DNA correction mechanism is more efficient in the most important regions of the genome

A study published by IRB Barcelona in Nature Genetics demonstrates that the error (mutation) surveillance and repair system shows greater efficiency in the protein-coding regions of genes.

Error surveillance and repair mechanisms during DNA replication do not show the same competence in all regions of the human genome. Scientists headed by ICREA researcher Núria López-Bigas at the Institute for Research in Biomedicine (IRB Barcelona) reveal that the mechanism that repairs errors in DNA is more efficient in the regions of genes that hold information for the production of proteins.
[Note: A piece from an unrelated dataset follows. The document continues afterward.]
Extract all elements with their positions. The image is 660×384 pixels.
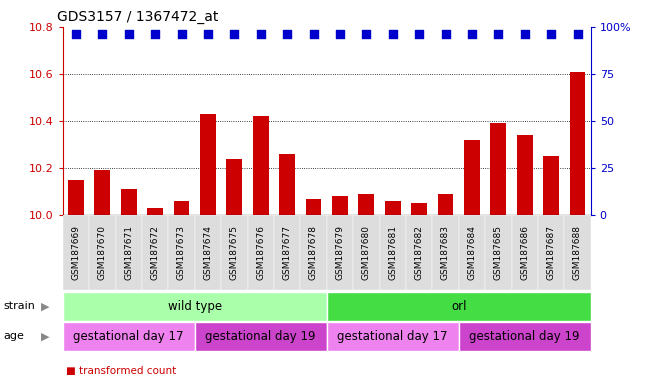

The basic structure of genes is divided into exons and introns. The former hold the genetic sequences required to synthesise proteins, while most of the sequence of the latter hold less important information. Exons do not vary much between species, that is to say, they are similar between humans, mice and worms, for example. The accepted scientific explanation for this similarity is that exons are critical regions for the viability of an organism and therefore many mutations lead to lethal phenotypes and are therefore not observed.

"Negative selection is a key factor responsible for conserving exons between species, but we now know it is not the only factor. We demonstrate for the first time that exons hold fewer mutations than other regions because these regions are repaired more effectively" explains Núria López-Bigas, head of the Biomedical Genomics lab.

When DNA is copied, the molecule called polymerase—responsible for replication—places one nucleotide after the other in the sister sequence following the original sequence, but from time to time the wrong nucleotide is incorporated, thus causing an error. These errors can be corrected by the DNA mismatch repair machinery.

The researchers analysed colorectal tumours in which the polymerase carries a mutation, converting it to an error-prone polymerase. For this reason, these tumours contain a large number of mutations. By comparing the proportion of mutations in exons and introns, these scientists revealed that the former carry far fewer than what would be expected.

So they then went on to study the genomes of a type of paediatric brain cancer characterised not only by a mutated polymerase—like in the tumours previously examined—but also by an inactivated repair system. They observed that the number of mutations in the exons of these tumours was as high as that expected.

"The repair mechanism ensures that mutations do not accumulate in the genome, particularly in exons," explains Joan Frigola, PhD student and first author of the article together with postdoc Sabarinathan Radhakrishnan.

The scientists now have a clue as to the mechanism that makes the repair machinery in exons more efficient than in introns. This higher efficiency, they say, lies in exons having a very high content of a specific mark, H3K36me3, which allows greater recruitment of repair proteins to exons, thus making the repair process more efficient.

"Our repair machinery 'knows' that it must focus on the most important regions of the genome. This point should be taken into consideration when studying DNA mutation and repair processes and in studies on evolution, whether in tumours or species," López-Bigas says.